Miss. Offense vs. Ala. Defense
When Mississippi has the ball, its makeup is similar in that the offensive line doesn't have a lot of depth but does have a couple of standouts. What sets Mississippi apart is that it would be able to rely on a pair of very talented bookends at tackle in James Maiden and Aaron Morris. Another converted tight end would enter the mix in Daniel Knox and he would be joined by Justin Bell and Nick Redmond on the interior.
That line would need to find a way to give Miller time in the pocket because he has a loaded group of receivers to work with, starting with his running back Chelarvez Brown. The 6-foot-1 back could easily play wide receiver as opposed to running back with terrific hands and route-running ability.
Miller would also rely heavily on Nickalos Brassell and Donte Moncrief, two of the most explosive wide receivers in the country. Moncrief is bigger but actually may be faster than Brassell, but Brassell is just an electric athlete that is incredibly sudden and is a threat to score from anywhere. Tobias Singleton is also a huge big-play threat and smooth athlete.
At tight end, Malcolm Faciane has the build of a future NFL prospect and would be a great presence in the run game as well as in the red zone as a big target.
Mississippi would be up against a front seven that is light at the interior but heavy with linebackers that can run and have size. Tennessee commit Allan Carson could be called upon to anchor the 3-4 at nose with JaBrian Niles and Devaunte Sigler flanking him.
At linebacker, five-star Brent Calloway would lead the way while a big body like Kameron Wood would serve as a perfect outside linebacker hybrid on the edge. Rounding out the linebackers Anthony Swain has a lot of athleticism and versatility while Chris Landrum is a bigger backer that has the ability to play running back at the high school level.

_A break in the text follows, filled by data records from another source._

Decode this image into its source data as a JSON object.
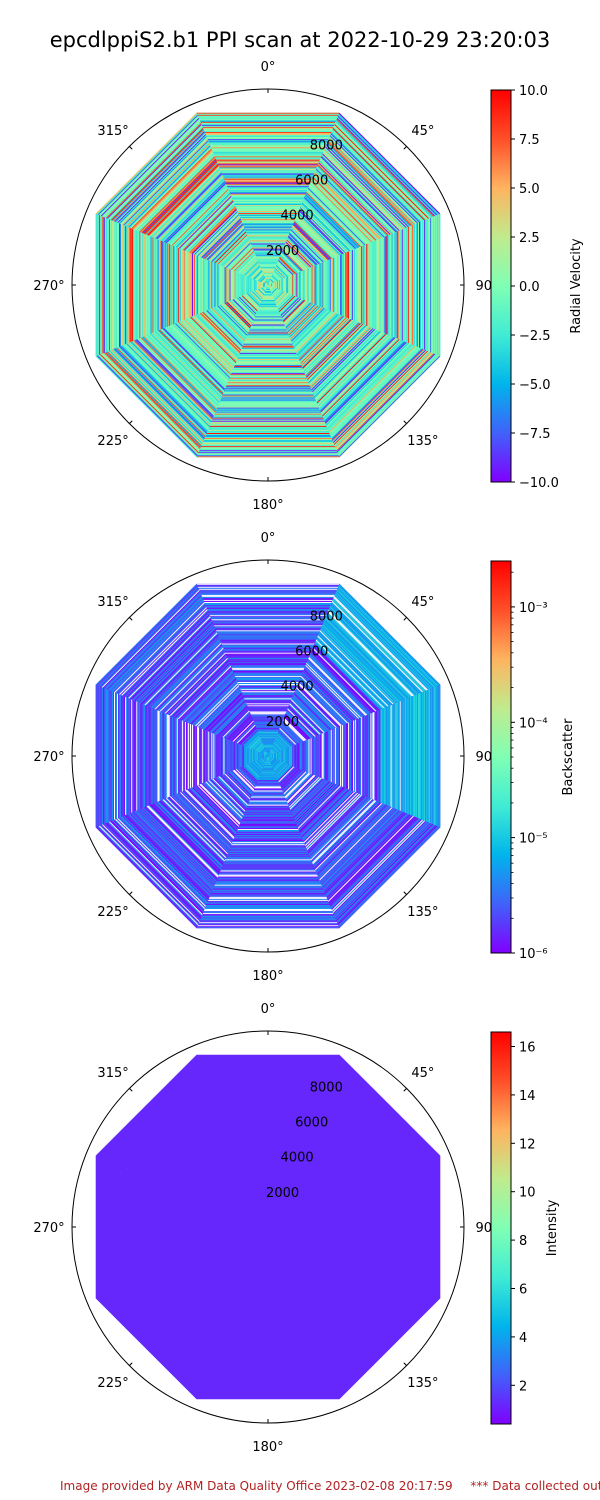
{
  "title": "epcdlppiS2.b1 PPI scan at 2022-10-29 23:20:03",
  "footer": {
    "provider": "Image provided by ARM Data Quality Office 2023-02-08 20:17:59",
    "note": "*** Data collected outside"
  },
  "colormap": [
    "#8000ff",
    "#4062fa",
    "#00b5eb",
    "#40ecd4",
    "#80ffb4",
    "#c0eb8d",
    "#ffb360",
    "#ff4f28",
    "#ff0000"
  ],
  "chart_data": [
    {
      "type": "polar-ppi",
      "theta_tick_labels": [
        "0°",
        "45°",
        "90°",
        "135°",
        "180°",
        "225°",
        "270°",
        "315°"
      ],
      "r_tick_labels": [
        "2000",
        "4000",
        "6000",
        "8000"
      ],
      "r_ticks": [
        2000,
        4000,
        6000,
        8000
      ],
      "r_max": 10300,
      "data_extent": 9800,
      "colorbar": {
        "label": "Radial Velocity",
        "scale": "linear",
        "range": [
          -10.0,
          10.0
        ],
        "ticks": [
          10.0,
          7.5,
          5.0,
          2.5,
          0.0,
          -2.5,
          -5.0,
          -7.5,
          -10.0
        ],
        "tick_labels": [
          "10.0",
          "7.5",
          "5.0",
          "2.5",
          "0.0",
          "−2.5",
          "−5.0",
          "−7.5",
          "−10.0"
        ]
      }
    },
    {
      "type": "polar-ppi",
      "theta_tick_labels": [
        "0°",
        "45°",
        "90°",
        "135°",
        "180°",
        "225°",
        "270°",
        "315°"
      ],
      "r_tick_labels": [
        "2000",
        "4000",
        "6000",
        "8000"
      ],
      "r_ticks": [
        2000,
        4000,
        6000,
        8000
      ],
      "r_max": 10300,
      "data_extent": 9800,
      "colorbar": {
        "label": "Backscatter",
        "scale": "log",
        "range": [
          1e-06,
          0.0025
        ],
        "ticks": [
          0.001,
          0.0001,
          1e-05,
          1e-06
        ],
        "tick_labels": [
          "10⁻³",
          "10⁻⁴",
          "10⁻⁵",
          "10⁻⁶"
        ]
      }
    },
    {
      "type": "polar-ppi",
      "theta_tick_labels": [
        "0°",
        "45°",
        "90°",
        "135°",
        "180°",
        "225°",
        "270°",
        "315°"
      ],
      "r_tick_labels": [
        "2000",
        "4000",
        "6000",
        "8000"
      ],
      "r_ticks": [
        2000,
        4000,
        6000,
        8000
      ],
      "r_max": 10300,
      "data_extent": 9800,
      "colorbar": {
        "label": "Intensity",
        "scale": "linear",
        "range": [
          0.4,
          16.6
        ],
        "ticks": [
          16,
          14,
          12,
          10,
          8,
          6,
          4,
          2
        ],
        "tick_labels": [
          "16",
          "14",
          "12",
          "10",
          "8",
          "6",
          "4",
          "2"
        ]
      }
    }
  ]
}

The versatility of players like Swain and Calloway would be crucial to Alabama for getting in passing lanes in what would sure to be a pass-happy Mississippi offense. Fortunately, Alabama has plenty of help at defensive back as well.

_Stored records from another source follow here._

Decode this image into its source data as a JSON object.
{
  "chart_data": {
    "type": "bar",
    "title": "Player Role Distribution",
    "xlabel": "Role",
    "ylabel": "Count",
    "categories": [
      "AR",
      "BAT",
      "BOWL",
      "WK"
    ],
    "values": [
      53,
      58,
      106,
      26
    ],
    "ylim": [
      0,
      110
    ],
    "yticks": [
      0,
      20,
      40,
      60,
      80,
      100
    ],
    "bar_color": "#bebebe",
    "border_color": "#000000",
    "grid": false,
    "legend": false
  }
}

Jonathan Rose leads the way as a big physical corner that could match up well with Moncrief. Jacquese Kirk would be asked to hold his own on the opposite side, likely spending much of his day chasing Brassell. Meanwhile the safeties are well-equipped for a daunting task.

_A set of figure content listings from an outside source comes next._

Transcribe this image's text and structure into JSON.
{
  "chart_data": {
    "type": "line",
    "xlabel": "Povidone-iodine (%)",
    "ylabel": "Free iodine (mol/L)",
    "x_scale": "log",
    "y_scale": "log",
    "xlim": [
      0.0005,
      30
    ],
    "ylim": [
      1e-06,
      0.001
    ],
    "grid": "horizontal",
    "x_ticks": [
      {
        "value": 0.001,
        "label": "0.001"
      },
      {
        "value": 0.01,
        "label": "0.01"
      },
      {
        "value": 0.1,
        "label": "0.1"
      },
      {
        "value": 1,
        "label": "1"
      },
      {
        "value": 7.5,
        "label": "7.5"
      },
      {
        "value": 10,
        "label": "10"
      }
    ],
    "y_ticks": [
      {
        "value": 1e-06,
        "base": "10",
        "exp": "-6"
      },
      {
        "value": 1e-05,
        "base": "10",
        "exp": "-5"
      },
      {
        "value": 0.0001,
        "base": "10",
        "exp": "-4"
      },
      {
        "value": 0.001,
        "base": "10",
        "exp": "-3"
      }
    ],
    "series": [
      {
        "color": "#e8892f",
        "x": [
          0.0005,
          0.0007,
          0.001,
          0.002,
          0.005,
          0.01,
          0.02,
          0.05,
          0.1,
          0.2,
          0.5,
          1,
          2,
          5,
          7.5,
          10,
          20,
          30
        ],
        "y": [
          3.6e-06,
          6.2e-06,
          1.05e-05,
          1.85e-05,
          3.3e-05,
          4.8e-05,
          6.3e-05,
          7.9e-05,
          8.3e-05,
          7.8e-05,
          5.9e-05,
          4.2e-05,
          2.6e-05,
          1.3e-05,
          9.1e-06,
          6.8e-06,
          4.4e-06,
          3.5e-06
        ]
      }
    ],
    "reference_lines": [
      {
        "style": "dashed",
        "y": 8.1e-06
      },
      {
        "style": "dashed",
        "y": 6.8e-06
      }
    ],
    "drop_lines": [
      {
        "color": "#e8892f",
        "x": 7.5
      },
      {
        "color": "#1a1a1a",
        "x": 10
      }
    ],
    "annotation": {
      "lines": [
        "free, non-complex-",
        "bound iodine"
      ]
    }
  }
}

Chris Jones is a true cover safety that would feel comfortable in the slot if matched up with a player like Singleton and Erique Florence is a downhill safety that would need to be physical in both the run game and the pass game as Faciane gets to the second level in both.
Picking a Winner
Alabama's athleticism on the second level with its linebacking corps and its strong secondary would likely be enough to keep the Mississippi team under wraps for at least one half. But with Moncrief, Brassell and Singleton all itching to bust a big play, it is only a matter of time before one or two come either on a deep route or an underneath screen.
Those big plays would have Alabama reeling late in the game but it has its fair share of big-play athletes to respond. Perhaps more importantly though, Alabama has a bigger, more well-rounded offensive line that would start to wear on Mississippi late in the game. With Abdullah drawing in the defense by turning a variety of option routes and check-downs into solid gains, the inexperienced Mississippi secondary may lose focus and let one of the savvy quartet of receivers get behind them for a decisive big play.
In a game of momentum shifts and decisive plays, Alabama would come from behind to steal a 3-point win.